In this way, he argued that the independence of the company will be preserved and it will be guaranteed that all the profits, some one hundred million annually, will be used to combat the effects of the environmental emergency and to preserve undeveloped land in the world.
“When we began to witness the scope of global warming and ecological destruction, and our own contribution to that situation, Patagonia committed to using our company to transform the way of doing business”, he underlined. “Instead of extracting value from nature and turning it into wealth, we want to use that wealth to protect resources. We make the Earth our sole shareholder. I am very serious about saving the planet,” he reiterated.
Patagonia, which already donated 1% of its annual profits to environmental organizations and groups, will continue to operate as a private company in search of profit, with sales of jackets, hats or ski pants worth more than 1,000 million a year, but the Chouinards are no longer the owners.
This August, the family irrevocably transferred all voting shares of the company, equivalent to 2%, to the newly created Patagonia Purpose Trust. This trust will be supervised by the members of the family and their advisers to ensure that the responsibility of donating the profits is fulfilled. The remaining 98% was donated to the Holdfast Collective, a non-profit organization dedicated to preserving the environment.

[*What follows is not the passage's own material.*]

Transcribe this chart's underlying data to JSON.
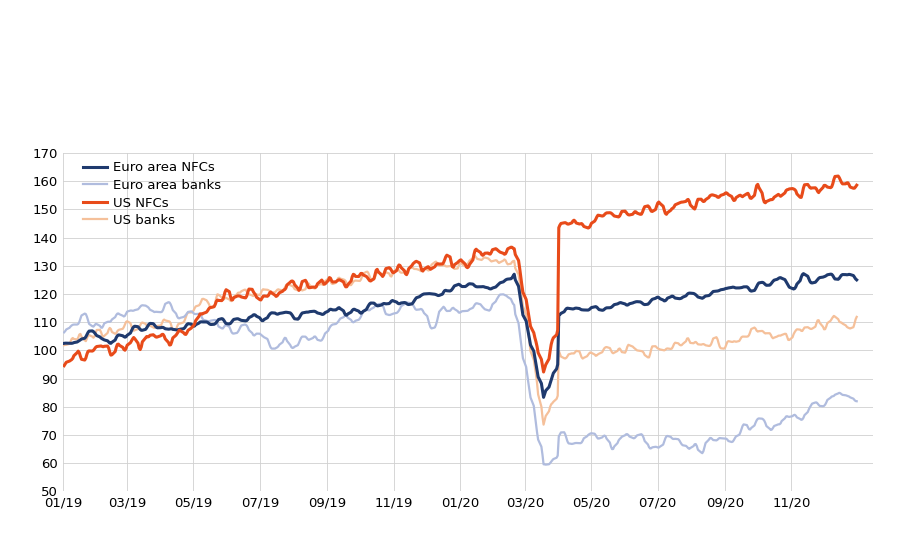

The option to sell the company and donate the money was ruled out. Chouinard indicated his concern that the new owners might not share the same values ??or keep the workers.
Nor was he satisfied with the prospect of going public. “What a disaster it would have been!” she added. “Even well-intentioned public companies are under great pressure to achieve short-term profit at the expense of long-term vitality and responsibility,” he stressed. Chouinard returns to the top.